According to Marchese, "A small amount of selenium in the diet may provide some health benefits, such as anti-inflammation, but selenium supplements are likely to do more harm than good. Some sources tout selenium for its ability to prevent cancer, but a recent major study found that selenium could increase the risk of prostate cancer and have potentially damaging effects in people with diabetes. The body can absorb enough selenium from natural sources such as beef, nuts and tuna."
Eric Cioe-Peña, MD, Director of Global Health and ED Physician at Staten Island University Hospital tells us, "In general, most vitamins and vitamin supplements that are taken beyond the daily allowance which is virtually every individual vitamin that is listed are what we call water-soluble. Water-soluble vitamins when you take too many of them get excreted almost instantaneously in your urine. Water-soluble vitamins are every vitamin except vitamin A, D, E, and K. Those 4 are fat-soluble and can be stored in your fat and when you take too much of them can generate toxicity.
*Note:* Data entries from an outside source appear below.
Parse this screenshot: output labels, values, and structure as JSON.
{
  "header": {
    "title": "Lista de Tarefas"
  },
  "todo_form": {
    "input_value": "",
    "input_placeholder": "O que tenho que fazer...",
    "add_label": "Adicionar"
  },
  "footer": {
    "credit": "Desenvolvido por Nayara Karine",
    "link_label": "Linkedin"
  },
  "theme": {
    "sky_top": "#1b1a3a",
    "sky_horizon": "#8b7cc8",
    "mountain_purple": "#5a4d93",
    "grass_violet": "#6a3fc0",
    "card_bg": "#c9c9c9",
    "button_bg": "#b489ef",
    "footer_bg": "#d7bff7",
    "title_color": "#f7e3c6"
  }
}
The other vitamins like vitamins B and C which are often taken for things like boosting your immune system or feeling better more quickly after an infection are not stored. Taking large doses of vitamins C or C and any other water-soluble vitamins will just result in very expensive urine. There are nine water-soluble vitamins: the B vitamins — folate, thiamine, riboflavin, niacin, pantothenic acid, biotin, vitamin B6, and vitamin B12 — and vitamin C."